そこへやって来たのは、大きな足音!二人分!


「おい、どけどけ!あれ拾わねーとヤバいからな!」
「何が飛ばされたの?」


私たちの横を通り過ぎるヤタカさんとリムチ―に、玲くんが尋ねる。すると返って来たのは、とんでもない答え。
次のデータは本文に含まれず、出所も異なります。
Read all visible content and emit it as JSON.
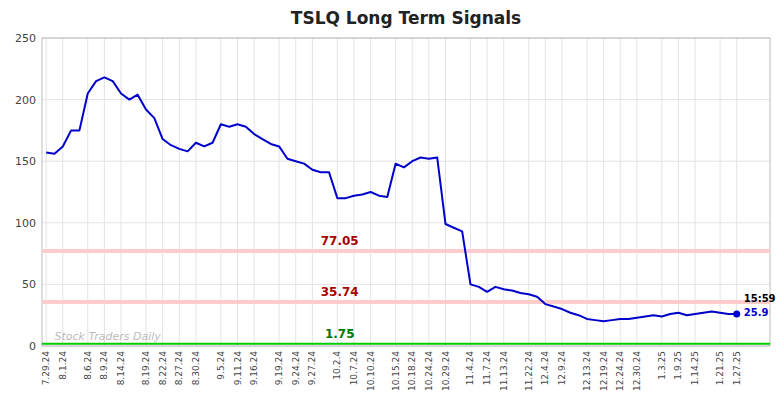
{
  "chart_data": {
    "type": "line",
    "title": "TSLQ Long Term Signals",
    "categories": [
      "7.29.24",
      null,
      "8.1.24",
      null,
      null,
      "8.6.24",
      null,
      "8.9.24",
      null,
      "8.14.24",
      null,
      null,
      "8.19.24",
      null,
      "8.22.24",
      null,
      "8.27.24",
      null,
      "8.30.24",
      null,
      null,
      "9.5.24",
      null,
      "9.11.24",
      null,
      "9.16.24",
      null,
      null,
      "9.19.24",
      null,
      "9.24.24",
      null,
      "9.27.24",
      null,
      null,
      "10.2.4",
      null,
      "10.7.24",
      null,
      "10.10.24",
      null,
      null,
      "10.15.24",
      null,
      "10.18.24",
      null,
      "10.24.24",
      null,
      "10.29.24",
      null,
      null,
      "11.4.24",
      null,
      "11.7.24",
      null,
      "11.13.24",
      null,
      null,
      "11.22.24",
      null,
      "12.4.24",
      null,
      "12.9.24",
      null,
      null,
      "12.13.24",
      null,
      "12.19.24",
      null,
      "12.24.24",
      null,
      "12.30.24",
      null,
      null,
      "1.3.25",
      null,
      "1.9.25",
      null,
      "1.14.25",
      null,
      null,
      "1.21.25",
      null,
      "1.27.25"
    ],
    "values": [
      157,
      156,
      162,
      175,
      175,
      205,
      215,
      218,
      215,
      205,
      200,
      204,
      192,
      185,
      168,
      163,
      160,
      158,
      165,
      162,
      165,
      180,
      178,
      180,
      178,
      172,
      168,
      164,
      162,
      152,
      150,
      148,
      143,
      141,
      141,
      120,
      120,
      122,
      123,
      125,
      122,
      121,
      148,
      145,
      150,
      153,
      152,
      153,
      99,
      96,
      93,
      50,
      48,
      44,
      48,
      46,
      45,
      43,
      42,
      40,
      34,
      32,
      30,
      27,
      25,
      22,
      21,
      20,
      21,
      22,
      22,
      23,
      24,
      25,
      24,
      26,
      27,
      25,
      26,
      27,
      28,
      27,
      26,
      25.9
    ],
    "color": "#0000cc",
    "ylim": [
      0,
      250
    ],
    "yticks": [
      0,
      50,
      100,
      150,
      200,
      250
    ],
    "grid": true,
    "reference_lines": [
      {
        "value": 77.05,
        "label": "77.05",
        "color": "#ffcccc",
        "label_color": "#aa0000"
      },
      {
        "value": 35.74,
        "label": "35.74",
        "color": "#ffcccc",
        "label_color": "#aa0000"
      },
      {
        "value": 1.75,
        "label": "1.75",
        "color": "#00cc00",
        "label_color": "#007700"
      }
    ],
    "end_label": {
      "text": "15:59",
      "value": 25.9
    },
    "watermark": "Stock Traders Daily"
  }
}
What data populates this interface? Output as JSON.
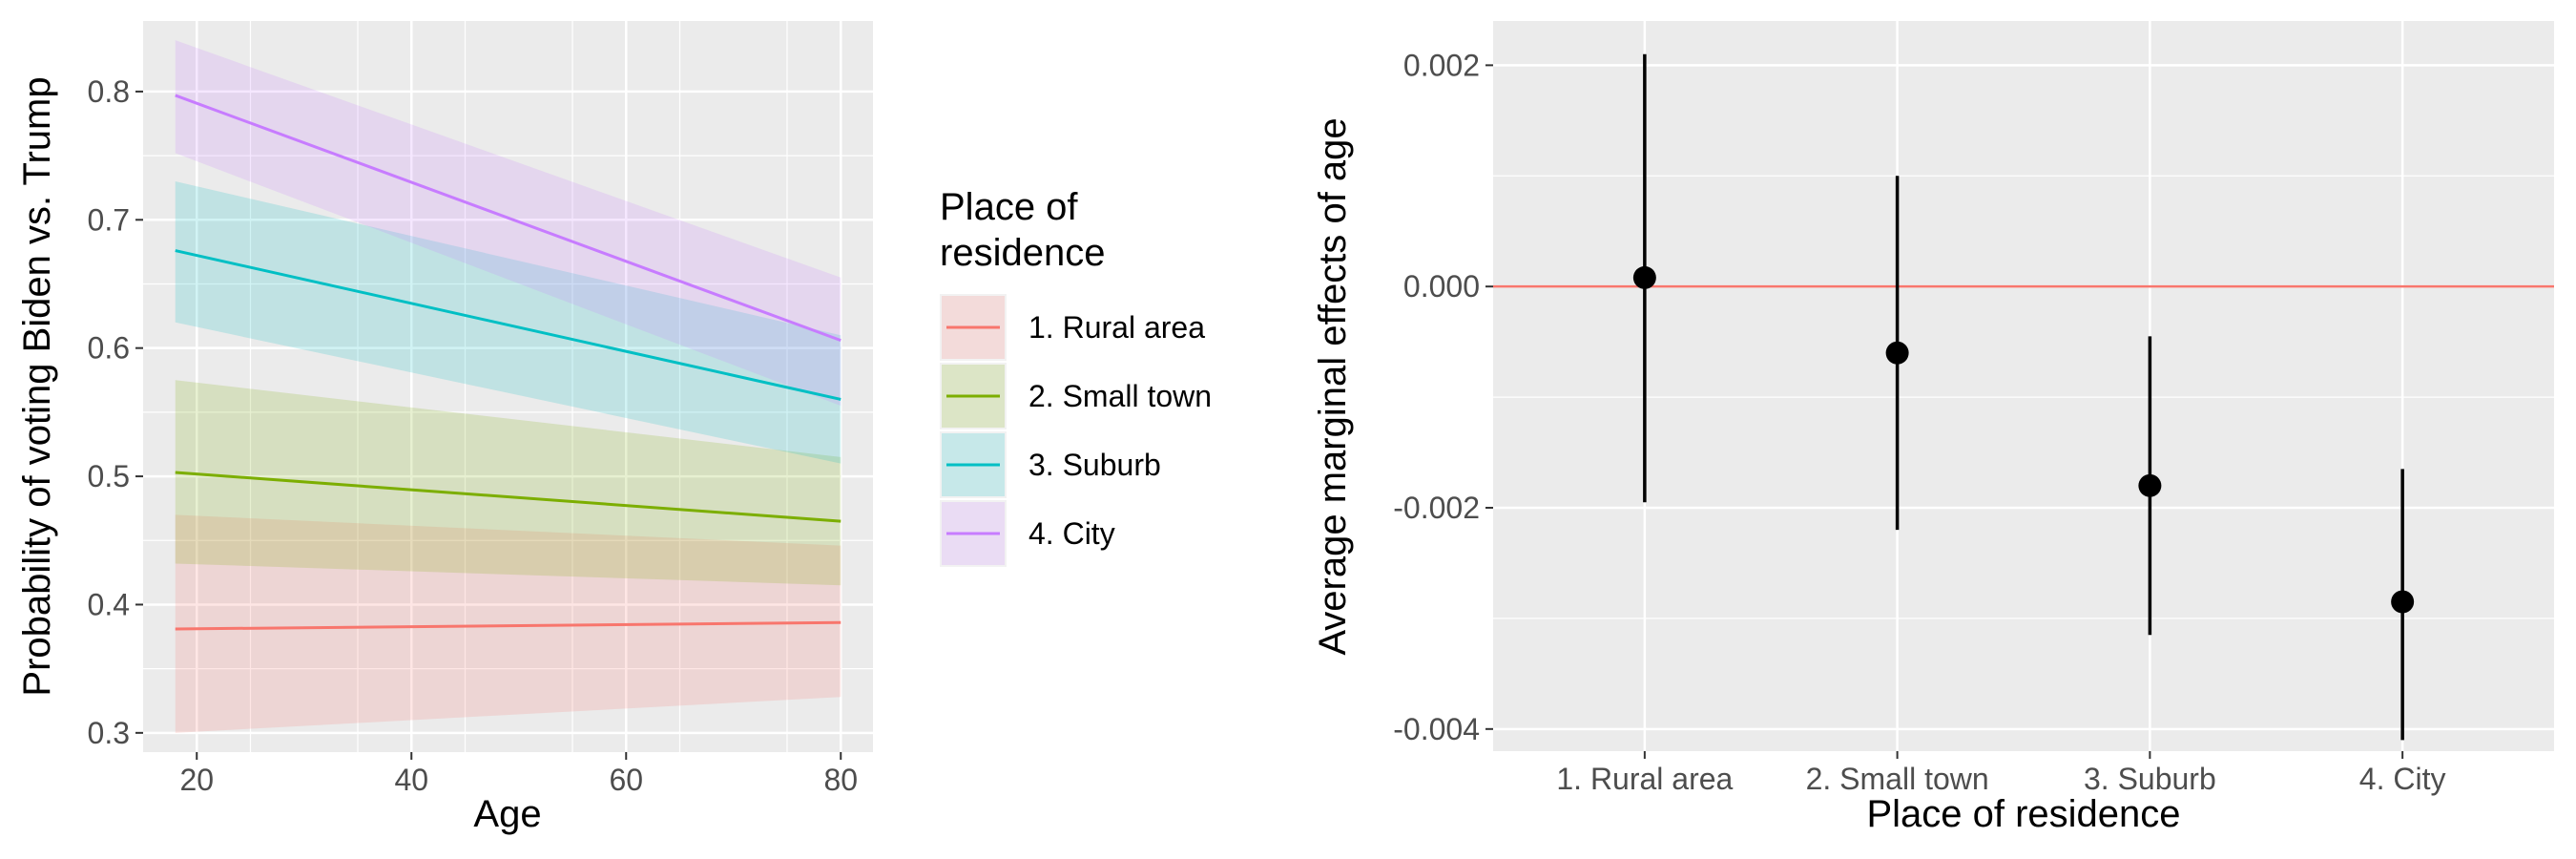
{
  "chart_data": [
    {
      "type": "line",
      "xlabel": "Age",
      "ylabel": "Probability of voting Biden vs. Trump",
      "xlim": [
        18,
        80
      ],
      "ylim": [
        0.3,
        0.85
      ],
      "xticks": [
        "20",
        "40",
        "60",
        "80"
      ],
      "yticks": [
        "0.3",
        "0.4",
        "0.5",
        "0.6",
        "0.7",
        "0.8"
      ],
      "grid": true,
      "legend_title": "Place of\nresidence",
      "legend_position": "right",
      "x": [
        18,
        80
      ],
      "series": [
        {
          "name": "1. Rural area",
          "color": "#F8766D",
          "values": [
            0.381,
            0.386
          ],
          "lower": [
            0.3,
            0.328
          ],
          "upper": [
            0.47,
            0.446
          ]
        },
        {
          "name": "2. Small town",
          "color": "#7CAE00",
          "values": [
            0.503,
            0.465
          ],
          "lower": [
            0.432,
            0.415
          ],
          "upper": [
            0.575,
            0.515
          ]
        },
        {
          "name": "3. Suburb",
          "color": "#00BFC4",
          "values": [
            0.676,
            0.56
          ],
          "lower": [
            0.62,
            0.51
          ],
          "upper": [
            0.73,
            0.61
          ]
        },
        {
          "name": "4. City",
          "color": "#C77CFF",
          "values": [
            0.797,
            0.606
          ],
          "lower": [
            0.752,
            0.555
          ],
          "upper": [
            0.84,
            0.655
          ]
        }
      ]
    },
    {
      "type": "scatter",
      "xlabel": "Place of residence",
      "ylabel": "Average marginal effects of age",
      "categories": [
        "1. Rural area",
        "2. Small town",
        "3. Suburb",
        "4. City"
      ],
      "yticks": [
        "0.002",
        "0.000",
        "-0.002",
        "-0.004"
      ],
      "ytick_values": [
        0.002,
        0.0,
        -0.002,
        -0.004
      ],
      "ylim": [
        -0.0042,
        0.0024
      ],
      "grid": true,
      "reference_line": {
        "y": 0.0,
        "color": "#F8766D"
      },
      "values": [
        8e-05,
        -0.0006,
        -0.0018,
        -0.00285
      ],
      "lower": [
        -0.00195,
        -0.0022,
        -0.00315,
        -0.0041
      ],
      "upper": [
        0.0021,
        0.001,
        -0.00045,
        -0.00165
      ]
    }
  ]
}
「さっき三人でイタズラに描いた似顔絵だよ!名前もバッチリ入ってるから、見られるとヤバい!」
「なんであんなの描いたのよー!」
「ステラが〝これも卒業動画に載せよーよ〟って言ったんだろうが!パソコンに読み込んだ後、顔はスタンプで隠せばいいじゃん、って!」


右往左往する皆を見ながら、私と玲くんは見つめ合う。そして同時に、プッと吹き出した。


「おい、お前ら!笑ってるけど、全員分のイラストと名前が載ってるんだからな!特に、ステラ妹!お前に至っては本名だからな!」
「え!」
「……」


ヤタカさんの声を聞いた途端、玲くんの顔つきが変わった。ヒラヒラ舞う紙を、静かに見つめている。